【社長のひとりごと】No.63-文化の多様性は<心のあり方>の多様性

 関東のビジネスの世界では昔から(いつ頃かは未確認)「大阪で『考えとくわ』は断わりの意味」と笑い話ではなく言い伝えられていました。すでに死語になっているかもしれませんが、今は「知らんけど」というのがまさにその裏返しの言葉じゃないかと思っています。京都の「ぶぶづけ」なんかも、背中を冷たい風が吹きおりていきますね。それらの背景となる文化を知らなければ「なんでやねん」の世界です。

 文化心理学の北山忍は訪れたケニアのナイロビで、タクシーの運転手に「俺には兄弟がいる。でも彼とは絶対仕事は一緒にしない。彼は近すぎて油断できない。兄弟は競争相手さ。だって、彼は俺の仲間だからな」と言われ、戸惑ったといいます。私たちならば、「仲間とは協力し合うものではないのか?なぜ『仲間だからこそ』競争するのか?」と。「兄弟は競争相手」とは日本でもよく言われますが、その前後の言葉との流れでいうと、とても違和感を覚えます。             (『文化が違えば、心も違う?』岩波新書)
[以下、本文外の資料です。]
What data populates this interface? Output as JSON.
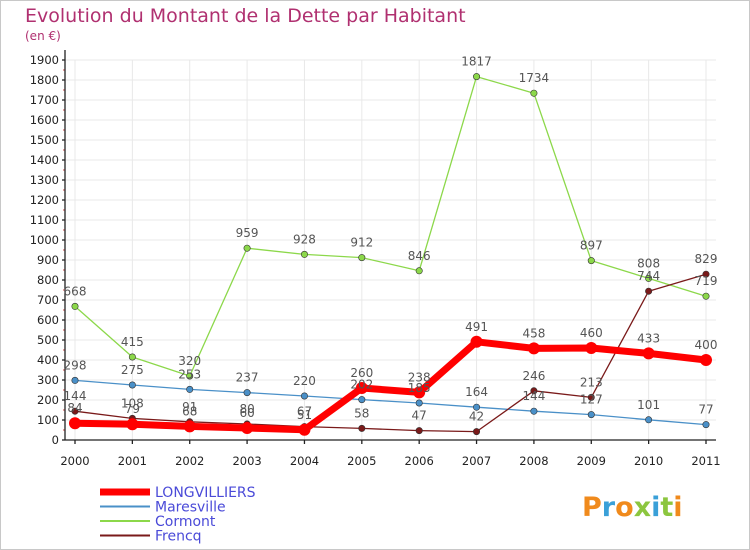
{
  "chart_data": {
    "type": "line",
    "title": "Evolution du Montant de la Dette par Habitant",
    "subtitle": "(en €)",
    "x": [
      "2000",
      "2001",
      "2002",
      "2003",
      "2004",
      "2005",
      "2006",
      "2007",
      "2008",
      "2009",
      "2010",
      "2011"
    ],
    "ylim": [
      0,
      1900
    ],
    "yticks": [
      0,
      100,
      200,
      300,
      400,
      500,
      600,
      700,
      800,
      900,
      1000,
      1100,
      1200,
      1300,
      1400,
      1500,
      1600,
      1700,
      1800,
      1900
    ],
    "grid": true,
    "legend_position": "bottom-left",
    "series": [
      {
        "name": "LONGVILLIERS",
        "color": "#ff0000",
        "values": [
          84,
          79,
          68,
          60,
          51,
          260,
          238,
          491,
          458,
          460,
          433,
          400
        ]
      },
      {
        "name": "Maresville",
        "color": "#4a90c8",
        "values": [
          298,
          275,
          253,
          237,
          220,
          202,
          185,
          164,
          144,
          127,
          101,
          77
        ]
      },
      {
        "name": "Cormont",
        "color": "#8cd84a",
        "values": [
          668,
          415,
          320,
          959,
          928,
          912,
          846,
          1817,
          1734,
          897,
          808,
          719
        ]
      },
      {
        "name": "Frencq",
        "color": "#7a1a1a",
        "values": [
          144,
          108,
          91,
          80,
          67,
          58,
          47,
          42,
          246,
          213,
          744,
          829
        ]
      }
    ]
  },
  "watermark": "Proxiti"
}
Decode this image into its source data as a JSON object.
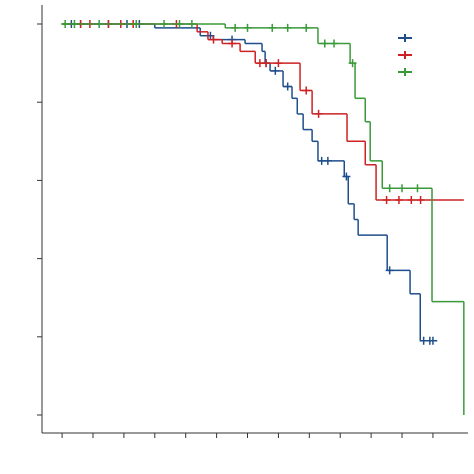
{
  "chart_data": {
    "type": "step",
    "xlim": [
      -0.65,
      13.07
    ],
    "xticks": [
      0,
      1,
      2,
      3,
      4,
      5,
      6,
      7,
      8,
      9,
      10,
      11,
      12
    ],
    "ylim": [
      -0.046,
      1.0
    ],
    "yticks": [
      0,
      0.2,
      0.4,
      0.6,
      0.8,
      1.0
    ],
    "legend": "top-right",
    "series": [
      {
        "color": "#1f4e8c",
        "x": [
          0,
          3.0,
          4.47,
          4.89,
          5.92,
          6.47,
          6.57,
          6.73,
          7.15,
          7.44,
          7.61,
          7.8,
          8.09,
          8.28,
          9.13,
          9.26,
          9.45,
          9.58,
          10.52,
          11.26,
          11.59,
          12.14
        ],
        "y": [
          1,
          0.99,
          0.97,
          0.96,
          0.95,
          0.93,
          0.9,
          0.88,
          0.84,
          0.81,
          0.77,
          0.73,
          0.7,
          0.65,
          0.61,
          0.54,
          0.5,
          0.46,
          0.37,
          0.31,
          0.19,
          0.19
        ],
        "censored": [
          0.3,
          0.6,
          1.5,
          2.1,
          2.5,
          4.8,
          5.5,
          6.6,
          6.9,
          7.3,
          8.4,
          8.6,
          9.2,
          10.6,
          11.7,
          11.9,
          12.0
        ]
      },
      {
        "color": "#cc2222",
        "x": [
          0,
          4.37,
          4.72,
          5.18,
          5.76,
          6.25,
          7.7,
          8.09,
          9.22,
          9.81,
          10.16,
          13.0
        ],
        "y": [
          1,
          0.98,
          0.96,
          0.95,
          0.93,
          0.9,
          0.83,
          0.77,
          0.7,
          0.64,
          0.55,
          0.55
        ],
        "censored": [
          0.6,
          0.9,
          1.5,
          1.9,
          2.3,
          3.7,
          4.9,
          5.5,
          6.4,
          6.6,
          7.0,
          7.9,
          8.3,
          10.5,
          10.9,
          11.3,
          11.6
        ]
      },
      {
        "color": "#3a9a3a",
        "x": [
          0,
          5.28,
          8.28,
          9.32,
          9.48,
          9.81,
          9.97,
          10.36,
          11.97,
          13.0
        ],
        "y": [
          1,
          0.99,
          0.95,
          0.9,
          0.81,
          0.75,
          0.65,
          0.58,
          0.29,
          0
        ],
        "censored": [
          0.1,
          0.4,
          1.2,
          2.4,
          3.3,
          3.8,
          4.2,
          5.6,
          6.0,
          6.8,
          7.3,
          7.9,
          8.5,
          8.8,
          9.4,
          10.6,
          11.0,
          11.5
        ]
      }
    ]
  }
}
 イスラム文化圏の北アフリカを除いて、サハラ砂漠より南の全域を「サブサハラ・アフリカ」と呼ぶそうです。この地域は2040年までに世界人口の25%以上を占めると予測されています。この広大な地域は文化的・言語的多様性に満ちていて、例えば約2000の言語が存在し、それは全世界の3分の1にあたります。
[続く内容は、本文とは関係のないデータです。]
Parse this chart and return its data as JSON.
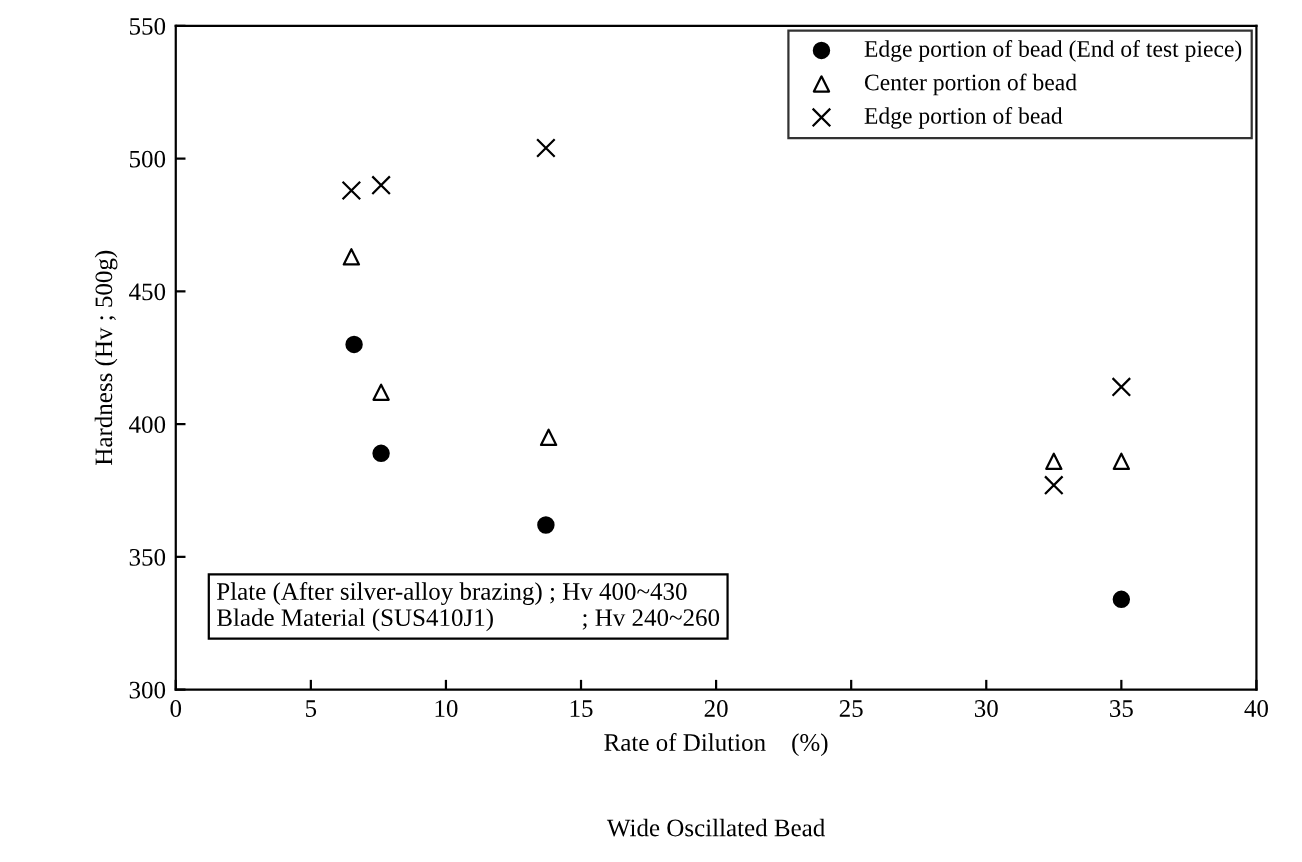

 人類学者のC・レソロゴルらがケニアと米国で行なった行動経済学の実験(独裁者ゲーム)結果をみてみます。参加者をランダムに「独裁者」と「フォローワー」に分けて、ペアにしますが、誰とペアになったかは知らされません。独裁者には10ドルが渡され、フォローワーにその一部あるいは全部を渡す自由が与えられています。その行為を匿名にするか、公表するかという条件の違いによる反応はどうだったのでしょう?
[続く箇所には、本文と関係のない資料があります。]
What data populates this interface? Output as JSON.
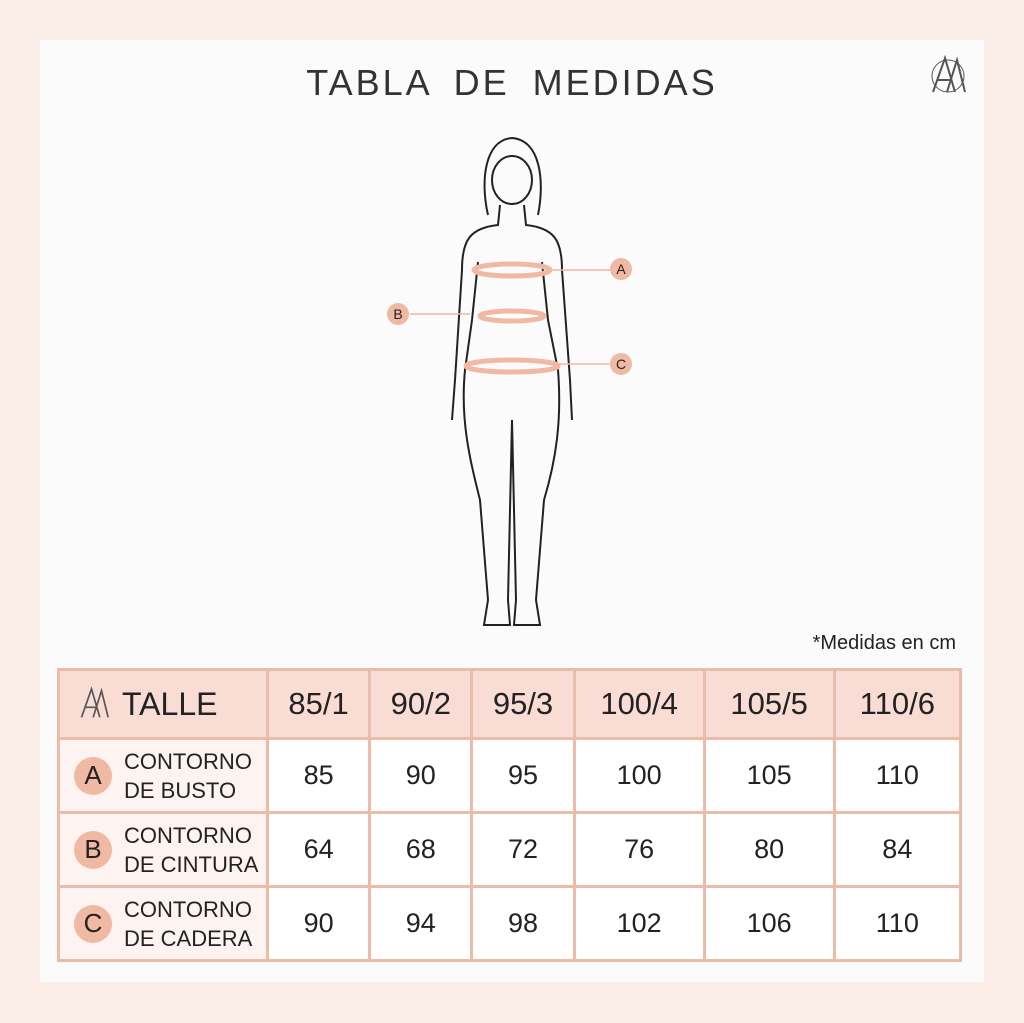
{
  "title": "TABLA DE MEDIDAS",
  "note": "*Medidas en cm",
  "figure_labels": [
    "A",
    "B",
    "C"
  ],
  "colors": {
    "accent": "#efb9a3",
    "header_bg": "#f9ddd4",
    "border": "#ecbcab"
  },
  "table": {
    "header_label": "TALLE",
    "sizes": [
      "85/1",
      "90/2",
      "95/3",
      "100/4",
      "105/5",
      "110/6"
    ],
    "rows": [
      {
        "letter": "A",
        "line1": "CONTORNO",
        "line2": "DE BUSTO",
        "values": [
          "85",
          "90",
          "95",
          "100",
          "105",
          "110"
        ]
      },
      {
        "letter": "B",
        "line1": "CONTORNO",
        "line2": "DE CINTURA",
        "values": [
          "64",
          "68",
          "72",
          "76",
          "80",
          "84"
        ]
      },
      {
        "letter": "C",
        "line1": "CONTORNO",
        "line2": "DE CADERA",
        "values": [
          "90",
          "94",
          "98",
          "102",
          "106",
          "110"
        ]
      }
    ]
  }
}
・米国での結果:匿名条件=10ドル全部を自分のものにする者はほぼいなかったが、一方半分を渡した者もあまりおらず、その間の金額を渡していた。
        公表条件=ほぼ全員が半分の5ドルを渡していた。

・ケニアの結果:匿名条件=米国の結果とあまり変わらなかった。
        公表条件=匿名条件と結果は変わらなかった。

 私たちは、自分の利益の最大化は「望ましい」、「やむを得ない」という社会規範があり、仲間内での他者の犠牲も容認される<心のあり方>を認識しておく必要があります。